Les limites budgétaires constituent également un frein à la contribution des CAD à Natura 2000. Ces considérations prennent en compte la possibilité pour les collectivités ou établissements publics de compléter le dispositif. Il conviendrait d'améliorer le dispositif de promotion des CAD et en particulier la possibilité de co-financements (collectivités territoriales et Europe) et il serait par ailleurs opportun de mettre en place des « dispositifs spécifiques à Natura 2000 » dans l'élaboration des cahiers des charges des CAD, ou de maintenir les dispositifs type « opération locale ».

Par ailleurs, les contrats Natura 2000, en tant qu'outil principal de la mise en oeuvre de Natura 2000, posent plusieurs problèmes notamment en raison de leur complexité administrative qui constitue un obstacle à une large diffusion.

-En outre, si les ayants droits ne sont pas volontaires pour contractualiser ou si le foncier cadastré est resté trop complexe, il n'est pas vraiment prévu de solution pour garantir la conservation des sites.

Plus généralement, les textes font abstraction de la maîtrise foncière et de la maîtrise d'usage et il n'existe pas d'ouverture vers les restructurations foncières qui permettraient d'apporter des réponses dans certains cas où les contrats ne sont pas possibles.

-Les textes ne sont pas non plus clairs sur l'animation de la mise en oeuvre des documents d'objectifs Natura 2000. Le législateur a institué une animation sans en définir vraiment le contenu, ni imposer d'obligation de moyens. Sans moyens financiers spécifiques, il n'y aura pas d'animation avec le risque de remettre en cause les dynamiques locales. C'est aussi un obstacle à l'engagement de contrats Natura 2000. Dans les DOCOB qui ont démarré, les structures animatrices signalent souvent cette insuffisance de moyens pour mettre en oeuvre une concertation approfondie. La concertation elle-même n'est pas clairement cadrée par les textes. Dans la pratique, les acteurs n'ont pas le même niveau d'influence, certains intérêts particuliers risquant d'être privilégiés par rapport à l'intérêt général. L'Etat se retrouve trop souvent dans une position d'arbitrage, qui peut être perçue comme dissuasive a priori. La circulaire d'application impose la désignation d'un opérateur unique pour la mise en oeuvre des DOCOB, or sur des sites vastes ou politiquement délicats, il est très important que plusieurs opérateurs puissent être désignés, tout en ayant bien sûr l'obligation de veiller à la coordination des actions et à leur cohérence. Cela se justifie également sur les sites interdépartementaux ou interrégionaux.

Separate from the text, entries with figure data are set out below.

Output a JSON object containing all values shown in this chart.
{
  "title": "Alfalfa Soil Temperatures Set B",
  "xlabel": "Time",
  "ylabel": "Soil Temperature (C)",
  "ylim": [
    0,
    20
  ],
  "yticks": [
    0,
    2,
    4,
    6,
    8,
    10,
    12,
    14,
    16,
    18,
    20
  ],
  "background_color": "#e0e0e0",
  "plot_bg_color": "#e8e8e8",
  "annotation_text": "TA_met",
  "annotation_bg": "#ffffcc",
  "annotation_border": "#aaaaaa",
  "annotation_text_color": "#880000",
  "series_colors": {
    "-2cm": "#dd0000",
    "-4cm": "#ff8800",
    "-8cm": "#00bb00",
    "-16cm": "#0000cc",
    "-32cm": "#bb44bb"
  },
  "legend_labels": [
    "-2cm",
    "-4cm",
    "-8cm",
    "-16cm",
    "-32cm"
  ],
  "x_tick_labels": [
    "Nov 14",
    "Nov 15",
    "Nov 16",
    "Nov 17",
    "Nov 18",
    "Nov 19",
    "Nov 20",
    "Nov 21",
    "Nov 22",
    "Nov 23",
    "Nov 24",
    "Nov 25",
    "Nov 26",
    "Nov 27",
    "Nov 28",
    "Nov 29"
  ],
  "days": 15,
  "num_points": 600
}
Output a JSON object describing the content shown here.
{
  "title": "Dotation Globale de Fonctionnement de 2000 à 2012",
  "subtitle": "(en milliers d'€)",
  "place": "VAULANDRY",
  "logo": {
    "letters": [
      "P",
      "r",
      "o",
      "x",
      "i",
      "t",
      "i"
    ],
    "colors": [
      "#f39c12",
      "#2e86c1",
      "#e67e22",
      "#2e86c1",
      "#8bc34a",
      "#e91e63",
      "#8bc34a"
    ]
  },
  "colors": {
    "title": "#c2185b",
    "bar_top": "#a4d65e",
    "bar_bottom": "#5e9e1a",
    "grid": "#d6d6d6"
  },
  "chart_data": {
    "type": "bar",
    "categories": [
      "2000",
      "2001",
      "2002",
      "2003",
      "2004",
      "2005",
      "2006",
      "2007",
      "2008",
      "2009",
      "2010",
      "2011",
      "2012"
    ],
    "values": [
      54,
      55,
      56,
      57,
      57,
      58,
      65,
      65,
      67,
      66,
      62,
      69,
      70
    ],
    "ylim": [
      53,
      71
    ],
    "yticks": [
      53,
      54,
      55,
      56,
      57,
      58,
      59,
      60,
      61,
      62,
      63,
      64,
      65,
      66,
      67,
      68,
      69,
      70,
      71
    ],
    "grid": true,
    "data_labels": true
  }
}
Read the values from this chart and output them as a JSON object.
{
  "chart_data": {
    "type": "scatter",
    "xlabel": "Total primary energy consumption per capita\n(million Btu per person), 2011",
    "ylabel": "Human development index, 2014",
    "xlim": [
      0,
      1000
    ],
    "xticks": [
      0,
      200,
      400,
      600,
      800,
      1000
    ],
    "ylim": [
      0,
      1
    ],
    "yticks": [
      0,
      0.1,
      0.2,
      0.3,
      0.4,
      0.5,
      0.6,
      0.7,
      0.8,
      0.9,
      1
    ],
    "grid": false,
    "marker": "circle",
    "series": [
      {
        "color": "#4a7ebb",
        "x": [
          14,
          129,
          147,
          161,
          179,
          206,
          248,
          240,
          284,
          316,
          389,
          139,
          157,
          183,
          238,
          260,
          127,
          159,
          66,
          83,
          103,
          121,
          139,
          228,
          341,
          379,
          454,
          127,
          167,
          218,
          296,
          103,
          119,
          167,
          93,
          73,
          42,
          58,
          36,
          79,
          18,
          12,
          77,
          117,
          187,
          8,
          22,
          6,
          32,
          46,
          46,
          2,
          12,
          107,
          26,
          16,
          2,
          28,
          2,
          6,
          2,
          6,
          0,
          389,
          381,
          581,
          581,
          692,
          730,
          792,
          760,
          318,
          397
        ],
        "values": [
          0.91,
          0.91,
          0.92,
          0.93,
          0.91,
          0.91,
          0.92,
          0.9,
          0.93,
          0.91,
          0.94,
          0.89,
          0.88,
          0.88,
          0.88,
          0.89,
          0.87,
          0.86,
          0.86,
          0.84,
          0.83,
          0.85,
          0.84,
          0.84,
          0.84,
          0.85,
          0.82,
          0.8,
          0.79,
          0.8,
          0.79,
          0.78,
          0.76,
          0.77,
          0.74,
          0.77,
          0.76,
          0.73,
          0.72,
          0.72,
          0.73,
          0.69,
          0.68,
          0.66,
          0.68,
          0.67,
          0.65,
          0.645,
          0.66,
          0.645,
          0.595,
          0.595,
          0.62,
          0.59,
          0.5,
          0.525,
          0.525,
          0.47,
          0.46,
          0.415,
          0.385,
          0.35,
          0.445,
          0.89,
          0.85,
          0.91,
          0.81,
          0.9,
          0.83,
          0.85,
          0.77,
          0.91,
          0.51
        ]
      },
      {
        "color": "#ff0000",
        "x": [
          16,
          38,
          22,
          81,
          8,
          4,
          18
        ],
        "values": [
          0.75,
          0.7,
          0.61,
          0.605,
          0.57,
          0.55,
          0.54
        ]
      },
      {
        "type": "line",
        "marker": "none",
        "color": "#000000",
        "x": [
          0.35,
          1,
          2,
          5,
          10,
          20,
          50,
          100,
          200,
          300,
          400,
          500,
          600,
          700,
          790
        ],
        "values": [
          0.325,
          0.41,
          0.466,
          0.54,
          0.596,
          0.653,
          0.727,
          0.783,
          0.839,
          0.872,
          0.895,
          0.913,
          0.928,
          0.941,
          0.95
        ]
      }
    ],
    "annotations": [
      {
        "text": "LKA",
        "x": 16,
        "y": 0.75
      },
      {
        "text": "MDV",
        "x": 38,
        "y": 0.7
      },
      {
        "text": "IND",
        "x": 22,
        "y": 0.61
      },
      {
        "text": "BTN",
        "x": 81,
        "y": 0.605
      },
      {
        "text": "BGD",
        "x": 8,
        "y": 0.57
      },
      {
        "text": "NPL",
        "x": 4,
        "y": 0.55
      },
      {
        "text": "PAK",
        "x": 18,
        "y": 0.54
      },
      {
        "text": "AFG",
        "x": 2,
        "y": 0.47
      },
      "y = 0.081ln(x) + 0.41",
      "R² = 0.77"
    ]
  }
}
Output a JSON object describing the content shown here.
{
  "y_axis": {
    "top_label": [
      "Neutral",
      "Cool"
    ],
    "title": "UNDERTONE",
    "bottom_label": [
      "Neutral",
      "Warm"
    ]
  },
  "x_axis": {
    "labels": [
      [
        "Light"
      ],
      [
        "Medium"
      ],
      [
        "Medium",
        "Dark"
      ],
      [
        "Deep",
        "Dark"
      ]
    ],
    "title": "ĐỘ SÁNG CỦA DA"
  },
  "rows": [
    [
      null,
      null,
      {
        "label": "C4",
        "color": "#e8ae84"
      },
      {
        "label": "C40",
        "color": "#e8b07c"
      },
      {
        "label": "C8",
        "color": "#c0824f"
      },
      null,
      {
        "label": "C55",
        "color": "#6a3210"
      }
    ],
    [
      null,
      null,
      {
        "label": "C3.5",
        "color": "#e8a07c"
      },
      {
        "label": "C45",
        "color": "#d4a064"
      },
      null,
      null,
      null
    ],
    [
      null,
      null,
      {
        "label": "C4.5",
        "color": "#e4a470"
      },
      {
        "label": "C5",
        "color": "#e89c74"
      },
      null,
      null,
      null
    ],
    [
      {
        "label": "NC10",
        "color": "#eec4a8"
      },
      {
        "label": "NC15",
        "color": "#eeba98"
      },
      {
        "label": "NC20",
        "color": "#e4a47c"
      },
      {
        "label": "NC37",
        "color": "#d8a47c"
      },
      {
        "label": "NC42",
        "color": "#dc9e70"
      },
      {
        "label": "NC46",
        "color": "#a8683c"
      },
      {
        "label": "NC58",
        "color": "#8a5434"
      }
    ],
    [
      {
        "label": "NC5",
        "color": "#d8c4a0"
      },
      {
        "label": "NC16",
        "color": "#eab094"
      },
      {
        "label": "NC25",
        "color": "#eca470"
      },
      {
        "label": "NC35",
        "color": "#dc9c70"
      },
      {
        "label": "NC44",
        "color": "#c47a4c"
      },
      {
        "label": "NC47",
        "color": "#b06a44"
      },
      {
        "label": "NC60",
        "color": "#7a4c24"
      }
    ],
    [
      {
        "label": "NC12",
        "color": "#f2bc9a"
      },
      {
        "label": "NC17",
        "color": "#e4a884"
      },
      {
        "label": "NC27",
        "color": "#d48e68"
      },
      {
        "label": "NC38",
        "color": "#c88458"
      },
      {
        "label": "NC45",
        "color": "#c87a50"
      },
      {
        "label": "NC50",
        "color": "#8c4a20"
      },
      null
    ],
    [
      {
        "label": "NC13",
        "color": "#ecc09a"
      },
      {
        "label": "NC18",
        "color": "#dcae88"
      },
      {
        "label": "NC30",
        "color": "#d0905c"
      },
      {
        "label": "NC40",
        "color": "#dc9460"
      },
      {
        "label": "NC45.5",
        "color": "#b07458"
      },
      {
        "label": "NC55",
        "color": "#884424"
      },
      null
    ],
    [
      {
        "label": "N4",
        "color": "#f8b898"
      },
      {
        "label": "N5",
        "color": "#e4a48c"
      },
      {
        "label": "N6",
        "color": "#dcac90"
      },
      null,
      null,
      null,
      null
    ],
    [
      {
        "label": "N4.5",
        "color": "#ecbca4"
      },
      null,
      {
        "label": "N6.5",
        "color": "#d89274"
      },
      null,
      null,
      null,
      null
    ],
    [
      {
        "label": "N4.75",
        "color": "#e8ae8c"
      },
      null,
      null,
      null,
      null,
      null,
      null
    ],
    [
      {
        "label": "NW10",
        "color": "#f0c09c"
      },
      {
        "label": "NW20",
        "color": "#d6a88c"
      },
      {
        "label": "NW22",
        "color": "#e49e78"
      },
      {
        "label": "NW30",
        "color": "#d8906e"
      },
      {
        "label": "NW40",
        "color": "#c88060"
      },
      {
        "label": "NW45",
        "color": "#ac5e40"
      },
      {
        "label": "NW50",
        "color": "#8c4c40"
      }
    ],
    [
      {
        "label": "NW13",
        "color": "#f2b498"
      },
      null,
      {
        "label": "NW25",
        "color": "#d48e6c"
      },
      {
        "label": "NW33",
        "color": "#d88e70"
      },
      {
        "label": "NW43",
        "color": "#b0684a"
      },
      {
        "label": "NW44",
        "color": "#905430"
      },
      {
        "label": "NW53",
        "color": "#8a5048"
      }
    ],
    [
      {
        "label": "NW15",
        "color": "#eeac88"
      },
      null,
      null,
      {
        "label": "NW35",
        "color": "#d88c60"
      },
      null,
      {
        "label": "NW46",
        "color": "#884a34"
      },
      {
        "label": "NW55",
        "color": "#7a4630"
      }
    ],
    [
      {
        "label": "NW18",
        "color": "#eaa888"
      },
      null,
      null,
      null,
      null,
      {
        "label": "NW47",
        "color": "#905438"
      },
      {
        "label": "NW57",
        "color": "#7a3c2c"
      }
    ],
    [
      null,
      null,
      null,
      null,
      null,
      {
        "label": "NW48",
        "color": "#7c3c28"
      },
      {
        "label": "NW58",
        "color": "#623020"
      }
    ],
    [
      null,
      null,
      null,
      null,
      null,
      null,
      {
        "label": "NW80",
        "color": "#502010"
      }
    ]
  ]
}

Enfin, la procédure d'approbation des DOCOB, par un arrêté préfectoral pour un site officiellement désigné par l'Europe, peut constituer un frein à sa mise en oeuvre compte tenu des retards de transmission des sites à l'Europe.

Une autre difficulté réside dans le fait qu'un opérateur ne doit pas être « dans la mesure du possible » bénéficiaire des contrats Natura 2000. Si on comprend cette logique qui tend à éviter qu'une structure soit juge et partie, cette disposition ignore largement les réalités locales puisque, dans de nombreux cas, lors du choix du rédacteur du DOCOB, la DIREN s'est tournée vers des organismes gestionnaires de terrains situés dans les zones Natura 2000 en raison de leur savoir-faire et de leur implication locale. C'est le cas de l'ONF, de nombreux Conservatoire d'espaces naturels, de réserves naturelles, de collectivités (syndicats intercommunaux, PNR...).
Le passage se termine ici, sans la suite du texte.